Verçosa, Bárbara Laurice Araújo, Melo, Maria Norma, Puerto, Helen Lima Del, Mendonça, Ivete Lopes, Vasconcelos, Anilton César
Veterinary parasitology 2012 v.189 no.2-4 pp. 162-170
Leishmania donovani, leishmaniasis, lead acetate, light microscopes, ectoparasites, enzyme-linked immunosorbent assay, bone marrow, cytoplasm, spleen, skin (animal), lymph nodes, pathogens, apoptosis, citrates, hosts, antibody detection, dogs, amastigotes, polymerase chain reaction, microscopy, liver, DNA fragmentation, parasite load, chromatin
The skin has an important role in infection by Leishmania chagasi. Apoptosis modulates the inflammatory response acting distinctively either on the progression or regression of the lesions. The parasites interact with multiple regulatory systems inducing apoptosis in host cells, during cell invasion, stabilization and multiplication of pathogens. In this context, the aim of this study was to evaluate cell death within the inflammatory infiltrates, and to correlate these results with parasite load and clinical features of dogs naturally infected with L. chagasi. Fragments of skin pinnas (8 symptomatic+8 asymptomatic+6 negative controls) were used to characterize and measure the inflammatory response, parasite load and apoptosis. Diagnosis of canine leishmaniasis was confirmed by the detection of anti-Leishmania antibodies by IFA and ELISA in serum, direct visualization of the parasite and culture in spleen, liver, pinna, bone marrow and lymph nodes, and PCR (pinna). Histomorphometry was performed with images obtained from 20 representative histological fields in a light microscope. Ultra-thin sections were mounted over a 300 mesh grids, contrasted with 2% uranyl acetate and lead citrate and examined under a Transmission Electronic Microscopy. Amastigotes were only found in the skin of symptomatic animals (31.94±18.81). The number of foci and cellularity of the inflammatory infiltrates in symptomatic dogs were higher than in other groups and in asymptomatics were higher than in controls (p<0.05; Tukey). The average area, perimeter and extreme diameters of the inflammatory infiltrates obtained in symptomatic dogs were higher than in controls (p<0.05; Tukey).
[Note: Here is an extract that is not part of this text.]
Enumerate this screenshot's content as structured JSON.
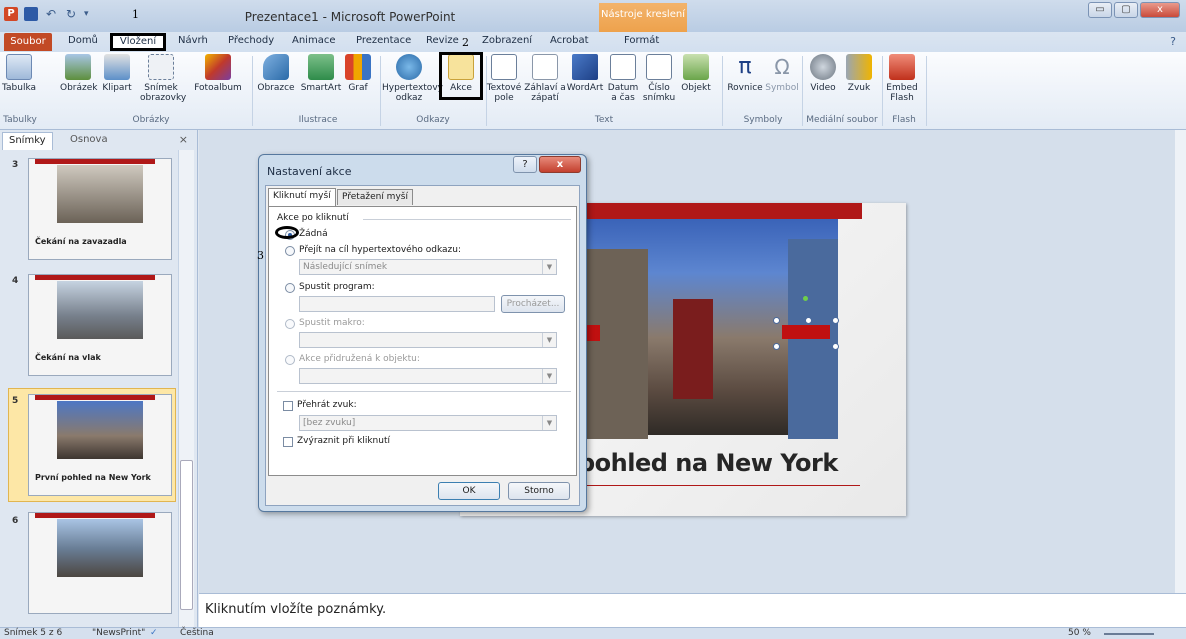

The apoptotic index was higher in symptomatic than in other groups and there was no difference between asymptomatics and controls (p<0.05; Tukey). Ultrastructurally, apoptotic cells were shrunken, with condensed nuclear chromatin and cytoplasm. Condensed nuclei were frequently fragmented. Internucleosomal DNA fragmentation occurred only in symptomatic cases. Amastigotes were observed within neutrophils and macrophages. Apoptosis is directly related to parasite load, intensity of inflammatory response and clinical manifestations in L. chagasi naturally infected dogs.